When using an MVCC-compliant snapshot, there is no problem because
the new occupant of the slot is certain to be too new to pass the
snapshot test. However, with a non-MVCC-compliant snapshot (such as
SnapshotAny
), it would be possible to accept and return
a row that does not in fact match the scan keys. We could defend
against this scenario by requiring the scan keys to be rechecked
against the heap row in all cases, but that is too expensive. Instead,
we use a pin on an index page as a proxy to indicate that the reader
might still be “in flight” from the index entry to the matching
heap entry. Making ambulkdelete
block on such a pin ensures
that VACUUM
cannot delete the heap entry before the reader
is done with it.
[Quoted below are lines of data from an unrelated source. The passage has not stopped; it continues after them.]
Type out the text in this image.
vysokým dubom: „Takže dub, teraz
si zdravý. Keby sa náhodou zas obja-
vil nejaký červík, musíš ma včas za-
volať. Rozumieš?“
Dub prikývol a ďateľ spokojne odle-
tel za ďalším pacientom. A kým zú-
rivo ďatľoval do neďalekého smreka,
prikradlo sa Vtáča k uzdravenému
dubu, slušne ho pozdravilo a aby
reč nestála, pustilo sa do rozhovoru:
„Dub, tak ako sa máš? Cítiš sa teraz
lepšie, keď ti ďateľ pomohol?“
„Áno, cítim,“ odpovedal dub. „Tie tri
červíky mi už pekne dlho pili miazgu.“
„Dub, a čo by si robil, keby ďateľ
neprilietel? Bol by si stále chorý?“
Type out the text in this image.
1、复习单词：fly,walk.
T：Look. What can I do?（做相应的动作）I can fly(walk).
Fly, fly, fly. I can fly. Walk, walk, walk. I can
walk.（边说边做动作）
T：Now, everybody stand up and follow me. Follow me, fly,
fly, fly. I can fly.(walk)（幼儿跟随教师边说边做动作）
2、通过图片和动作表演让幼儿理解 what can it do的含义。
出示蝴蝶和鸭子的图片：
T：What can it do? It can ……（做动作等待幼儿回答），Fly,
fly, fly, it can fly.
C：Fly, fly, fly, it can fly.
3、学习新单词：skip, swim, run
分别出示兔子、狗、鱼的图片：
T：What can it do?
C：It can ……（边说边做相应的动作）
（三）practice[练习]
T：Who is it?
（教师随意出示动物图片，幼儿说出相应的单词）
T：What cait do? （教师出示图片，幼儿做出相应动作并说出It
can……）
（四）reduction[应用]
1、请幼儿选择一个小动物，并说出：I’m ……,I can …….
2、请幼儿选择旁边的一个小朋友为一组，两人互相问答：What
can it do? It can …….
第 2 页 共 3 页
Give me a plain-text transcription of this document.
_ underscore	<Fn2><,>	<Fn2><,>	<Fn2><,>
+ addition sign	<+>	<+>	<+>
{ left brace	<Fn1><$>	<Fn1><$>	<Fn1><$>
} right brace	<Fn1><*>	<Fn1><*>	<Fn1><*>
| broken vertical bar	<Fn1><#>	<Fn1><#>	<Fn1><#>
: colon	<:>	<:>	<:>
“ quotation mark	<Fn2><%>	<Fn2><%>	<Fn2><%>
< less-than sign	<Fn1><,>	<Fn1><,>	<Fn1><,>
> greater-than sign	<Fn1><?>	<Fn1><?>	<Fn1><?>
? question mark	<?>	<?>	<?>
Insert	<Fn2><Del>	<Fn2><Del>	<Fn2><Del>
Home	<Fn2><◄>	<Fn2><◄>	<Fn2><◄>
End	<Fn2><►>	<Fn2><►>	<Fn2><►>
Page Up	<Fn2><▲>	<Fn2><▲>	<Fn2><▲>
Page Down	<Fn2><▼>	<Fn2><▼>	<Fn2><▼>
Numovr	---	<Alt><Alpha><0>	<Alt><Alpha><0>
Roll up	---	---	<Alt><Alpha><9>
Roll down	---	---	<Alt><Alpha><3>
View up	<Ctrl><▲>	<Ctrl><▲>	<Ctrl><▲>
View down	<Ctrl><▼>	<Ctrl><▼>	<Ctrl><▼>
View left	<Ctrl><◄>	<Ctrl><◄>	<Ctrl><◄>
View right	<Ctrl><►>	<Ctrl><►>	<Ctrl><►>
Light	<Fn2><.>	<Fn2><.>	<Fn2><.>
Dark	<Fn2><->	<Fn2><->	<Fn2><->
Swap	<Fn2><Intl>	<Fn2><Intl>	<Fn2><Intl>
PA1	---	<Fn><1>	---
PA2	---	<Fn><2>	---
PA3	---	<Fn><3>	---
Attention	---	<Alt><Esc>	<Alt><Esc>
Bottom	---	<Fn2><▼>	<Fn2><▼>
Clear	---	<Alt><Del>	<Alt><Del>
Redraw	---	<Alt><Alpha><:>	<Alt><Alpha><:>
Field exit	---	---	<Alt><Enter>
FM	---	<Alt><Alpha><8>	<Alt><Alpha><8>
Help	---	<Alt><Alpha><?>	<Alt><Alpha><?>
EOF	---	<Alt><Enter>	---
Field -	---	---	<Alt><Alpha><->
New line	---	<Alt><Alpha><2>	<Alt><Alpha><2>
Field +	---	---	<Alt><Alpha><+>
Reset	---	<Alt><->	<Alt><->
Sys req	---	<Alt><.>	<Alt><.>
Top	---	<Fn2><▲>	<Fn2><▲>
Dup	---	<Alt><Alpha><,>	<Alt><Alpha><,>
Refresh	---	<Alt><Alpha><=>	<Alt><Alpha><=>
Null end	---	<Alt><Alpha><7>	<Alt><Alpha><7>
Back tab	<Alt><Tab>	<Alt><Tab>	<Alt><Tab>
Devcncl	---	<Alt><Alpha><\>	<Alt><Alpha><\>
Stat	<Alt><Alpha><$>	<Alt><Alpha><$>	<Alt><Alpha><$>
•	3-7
This solution costs little in run time, and adds blocking
overhead only in the rare cases where there actually is a conflict.
This solution requires that index scans be “synchronous”: we have to fetch each heap tuple immediately after scanning the corresponding index entry. This is expensive for a number of reasons. An “asynchronous” scan in which we collect many TIDs from the index, and only visit the heap tuples sometime later, requires much less index locking overhead and can allow a more efficient heap access pattern. Per the above analysis, we must use the synchronous approach for non-MVCC-compliant snapshots, but an asynchronous scan is workable for a query using an MVCC snapshot.
In an amgetbitmap
index scan, the access method does not
keep an index pin on any of the returned tuples. Therefore
it is only safe to use such scans with MVCC-compliant snapshots.
When the ampredlocks
flag is not set, any scan using that
index access method within a serializable transaction will acquire a
nonblocking predicate lock on the full index. This will generate a
read-write conflict with the insert of any tuple into that index by a
concurrent serializable transaction. If certain patterns of read-write
conflicts are detected among a set of concurrent serializable
transactions, one of those transactions may be canceled to protect data
integrity. When the flag is set, it indicates that the index access
method implements finer-grained predicate locking, which will tend to
reduce the frequency of such transaction cancellations.